L'UDC qui estime que la Suisse a fait trop de concessions, et le PS qui s'oppose à la régularisation des avoirs non déclarés en Suisse, ont fait durer le suspense jusqu'au bout. Mais faute d'une unité dans les rangs socialistes, ce front, qui aurait pu être décisif au National, a échoué.

Lors des votations finales, la Chambre du peuple a approuvé le traité avec Berlin par 109 voix contre 76 et 10 abstentions, celui avec Londres par 110 voix contre 77 et 8 abstentions et celui avec Vienne par 143 voix contre 46 et 3 abstentions.

Référendum de l'ASIN

La loi d'application des accords a passé le cap par 96 voix contre 86 et 13 abstentions. Au Conseil des Etats, les résultats étaient encore plus clairs, les opposants n'atteignant qu'au maximum 6 voix. Mais d'autres menaces pèsent encore sur les accords.

Comme attendu, l'Action pour une Suisse indépendante et neutre (ASIN) saisit le référendum. Il n'est pas admissible que la Suisse récolte des impôts pour d'autres pays, a déclaré vendredi le conseiller national et directeur de l'ASIN Pirmin Schwander (UDC/SZ). Ces accords constituent une atteinte claire à la souveraineté de la Suisse, a-t-il ajouté.
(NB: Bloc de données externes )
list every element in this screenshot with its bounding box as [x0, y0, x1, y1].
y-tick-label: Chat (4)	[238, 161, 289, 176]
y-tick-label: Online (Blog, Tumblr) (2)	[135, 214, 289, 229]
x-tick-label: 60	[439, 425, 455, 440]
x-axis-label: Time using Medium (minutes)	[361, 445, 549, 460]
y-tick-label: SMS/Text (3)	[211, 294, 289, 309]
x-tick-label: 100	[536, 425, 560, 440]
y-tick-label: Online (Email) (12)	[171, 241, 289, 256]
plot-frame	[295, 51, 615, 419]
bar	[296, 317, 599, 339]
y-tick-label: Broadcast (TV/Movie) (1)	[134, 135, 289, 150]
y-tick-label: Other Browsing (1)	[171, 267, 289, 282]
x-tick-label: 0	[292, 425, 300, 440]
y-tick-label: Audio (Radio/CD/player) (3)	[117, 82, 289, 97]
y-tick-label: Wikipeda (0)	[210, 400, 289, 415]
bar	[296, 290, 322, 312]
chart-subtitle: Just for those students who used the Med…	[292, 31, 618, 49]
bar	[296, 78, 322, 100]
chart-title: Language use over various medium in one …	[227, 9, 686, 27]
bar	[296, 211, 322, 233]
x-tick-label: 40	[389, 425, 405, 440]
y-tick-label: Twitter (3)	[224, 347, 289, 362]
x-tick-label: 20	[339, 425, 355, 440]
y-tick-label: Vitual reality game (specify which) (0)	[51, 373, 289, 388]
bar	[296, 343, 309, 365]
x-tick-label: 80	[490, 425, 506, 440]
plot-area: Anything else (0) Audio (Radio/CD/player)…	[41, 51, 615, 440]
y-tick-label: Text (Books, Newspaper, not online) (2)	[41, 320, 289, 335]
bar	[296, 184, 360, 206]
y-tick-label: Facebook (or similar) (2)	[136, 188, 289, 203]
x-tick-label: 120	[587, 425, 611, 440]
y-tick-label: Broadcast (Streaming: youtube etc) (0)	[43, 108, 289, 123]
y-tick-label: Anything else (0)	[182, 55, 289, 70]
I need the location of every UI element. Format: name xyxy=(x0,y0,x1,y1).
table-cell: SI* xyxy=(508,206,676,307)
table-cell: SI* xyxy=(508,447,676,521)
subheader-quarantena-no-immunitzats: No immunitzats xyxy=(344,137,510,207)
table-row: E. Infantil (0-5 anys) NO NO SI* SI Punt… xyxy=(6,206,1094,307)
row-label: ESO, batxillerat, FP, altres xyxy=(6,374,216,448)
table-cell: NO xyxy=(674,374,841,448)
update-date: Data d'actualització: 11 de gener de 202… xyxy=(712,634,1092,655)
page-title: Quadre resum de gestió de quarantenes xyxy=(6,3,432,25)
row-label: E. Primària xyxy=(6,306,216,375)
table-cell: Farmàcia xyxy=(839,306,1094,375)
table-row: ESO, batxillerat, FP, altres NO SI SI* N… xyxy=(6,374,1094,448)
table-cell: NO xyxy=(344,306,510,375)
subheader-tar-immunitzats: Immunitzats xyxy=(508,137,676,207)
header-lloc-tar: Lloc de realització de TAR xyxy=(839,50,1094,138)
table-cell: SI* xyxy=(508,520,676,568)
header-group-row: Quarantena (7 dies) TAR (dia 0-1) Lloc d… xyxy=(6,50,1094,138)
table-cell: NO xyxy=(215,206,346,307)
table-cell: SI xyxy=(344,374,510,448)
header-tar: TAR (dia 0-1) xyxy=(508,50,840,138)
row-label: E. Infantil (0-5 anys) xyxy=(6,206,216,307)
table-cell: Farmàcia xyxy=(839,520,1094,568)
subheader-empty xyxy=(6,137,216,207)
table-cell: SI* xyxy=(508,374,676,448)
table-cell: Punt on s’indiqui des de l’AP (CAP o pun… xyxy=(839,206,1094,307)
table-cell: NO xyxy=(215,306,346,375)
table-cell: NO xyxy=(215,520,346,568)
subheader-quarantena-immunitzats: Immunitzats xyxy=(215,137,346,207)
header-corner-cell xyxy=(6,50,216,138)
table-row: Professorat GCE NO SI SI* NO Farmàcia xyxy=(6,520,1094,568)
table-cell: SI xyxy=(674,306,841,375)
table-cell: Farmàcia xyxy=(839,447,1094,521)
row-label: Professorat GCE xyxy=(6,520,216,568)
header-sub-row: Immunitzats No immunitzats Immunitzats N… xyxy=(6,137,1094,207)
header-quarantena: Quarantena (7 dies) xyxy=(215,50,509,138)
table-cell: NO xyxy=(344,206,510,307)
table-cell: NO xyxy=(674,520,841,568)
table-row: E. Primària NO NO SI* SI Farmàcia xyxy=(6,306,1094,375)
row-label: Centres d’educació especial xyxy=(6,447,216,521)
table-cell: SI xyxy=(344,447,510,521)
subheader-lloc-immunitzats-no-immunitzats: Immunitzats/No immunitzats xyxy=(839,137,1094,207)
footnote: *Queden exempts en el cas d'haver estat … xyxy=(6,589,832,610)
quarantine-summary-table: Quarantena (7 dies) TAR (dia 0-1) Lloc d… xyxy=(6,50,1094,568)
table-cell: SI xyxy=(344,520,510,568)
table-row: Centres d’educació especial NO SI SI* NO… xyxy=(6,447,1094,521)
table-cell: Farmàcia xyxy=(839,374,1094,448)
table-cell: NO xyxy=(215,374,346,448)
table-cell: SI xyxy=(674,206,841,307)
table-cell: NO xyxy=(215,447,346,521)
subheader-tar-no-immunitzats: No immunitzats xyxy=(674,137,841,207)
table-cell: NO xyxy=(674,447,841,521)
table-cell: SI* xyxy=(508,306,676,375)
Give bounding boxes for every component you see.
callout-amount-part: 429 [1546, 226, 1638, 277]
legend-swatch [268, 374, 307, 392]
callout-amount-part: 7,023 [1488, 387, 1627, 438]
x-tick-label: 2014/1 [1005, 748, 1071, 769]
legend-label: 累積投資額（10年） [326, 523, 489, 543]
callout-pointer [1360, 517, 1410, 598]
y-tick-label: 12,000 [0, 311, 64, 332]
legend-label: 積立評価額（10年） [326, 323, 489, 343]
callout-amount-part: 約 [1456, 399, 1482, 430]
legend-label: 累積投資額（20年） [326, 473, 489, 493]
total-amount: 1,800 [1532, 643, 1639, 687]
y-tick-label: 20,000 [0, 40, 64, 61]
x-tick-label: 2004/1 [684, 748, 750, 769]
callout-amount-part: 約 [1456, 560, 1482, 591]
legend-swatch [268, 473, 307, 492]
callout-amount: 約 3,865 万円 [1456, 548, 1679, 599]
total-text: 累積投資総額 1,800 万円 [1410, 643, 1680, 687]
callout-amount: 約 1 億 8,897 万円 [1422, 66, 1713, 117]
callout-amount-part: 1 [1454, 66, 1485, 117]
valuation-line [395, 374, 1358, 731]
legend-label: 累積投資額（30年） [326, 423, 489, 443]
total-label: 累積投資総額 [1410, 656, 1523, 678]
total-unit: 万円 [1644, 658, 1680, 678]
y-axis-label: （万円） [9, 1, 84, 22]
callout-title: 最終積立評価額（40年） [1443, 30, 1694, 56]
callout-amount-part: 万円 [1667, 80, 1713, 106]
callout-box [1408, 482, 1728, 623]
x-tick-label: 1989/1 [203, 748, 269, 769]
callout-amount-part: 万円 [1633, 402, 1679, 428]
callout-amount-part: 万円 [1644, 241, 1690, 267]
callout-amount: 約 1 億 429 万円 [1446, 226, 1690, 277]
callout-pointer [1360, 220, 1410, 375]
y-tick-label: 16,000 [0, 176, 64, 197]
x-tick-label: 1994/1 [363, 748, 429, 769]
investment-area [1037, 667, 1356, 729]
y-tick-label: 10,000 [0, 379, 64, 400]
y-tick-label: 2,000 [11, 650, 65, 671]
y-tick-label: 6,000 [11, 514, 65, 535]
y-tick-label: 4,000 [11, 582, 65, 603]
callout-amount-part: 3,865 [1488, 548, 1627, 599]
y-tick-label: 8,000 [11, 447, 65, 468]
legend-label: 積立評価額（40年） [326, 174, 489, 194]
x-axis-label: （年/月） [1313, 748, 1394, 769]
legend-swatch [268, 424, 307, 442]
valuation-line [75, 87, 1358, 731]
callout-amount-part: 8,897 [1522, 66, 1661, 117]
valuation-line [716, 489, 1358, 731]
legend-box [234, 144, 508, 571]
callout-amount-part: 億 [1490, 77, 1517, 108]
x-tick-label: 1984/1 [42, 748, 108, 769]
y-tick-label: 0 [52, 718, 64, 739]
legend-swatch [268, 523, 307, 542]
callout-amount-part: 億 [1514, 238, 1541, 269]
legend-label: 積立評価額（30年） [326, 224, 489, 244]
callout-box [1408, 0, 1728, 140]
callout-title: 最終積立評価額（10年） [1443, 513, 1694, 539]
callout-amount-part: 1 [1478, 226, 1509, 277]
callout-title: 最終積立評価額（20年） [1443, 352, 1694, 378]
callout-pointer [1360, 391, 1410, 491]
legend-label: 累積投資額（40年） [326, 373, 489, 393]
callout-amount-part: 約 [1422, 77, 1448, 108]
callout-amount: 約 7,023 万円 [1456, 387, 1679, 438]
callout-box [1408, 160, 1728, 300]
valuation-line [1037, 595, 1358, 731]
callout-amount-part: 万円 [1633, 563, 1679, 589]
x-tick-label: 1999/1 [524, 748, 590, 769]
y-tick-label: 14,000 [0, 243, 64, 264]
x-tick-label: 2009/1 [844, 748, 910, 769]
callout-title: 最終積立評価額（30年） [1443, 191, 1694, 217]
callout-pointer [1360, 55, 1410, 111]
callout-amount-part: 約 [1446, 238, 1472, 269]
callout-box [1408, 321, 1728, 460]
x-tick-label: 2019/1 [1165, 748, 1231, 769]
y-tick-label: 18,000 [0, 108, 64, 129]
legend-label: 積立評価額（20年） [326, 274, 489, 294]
Le délai pour récolter les 50'000 signatures nécessaires commencera à courir le 19 juin pour expirer le 27 septembre. Le peuple pourrait se prononcer le 25 novembre. Un autre obstacle pourrait s'avérer fatal. La gauche allemande, majoritaire à la Chambre des Länder, peut en effet faire capoter le traité passé avec Berlin.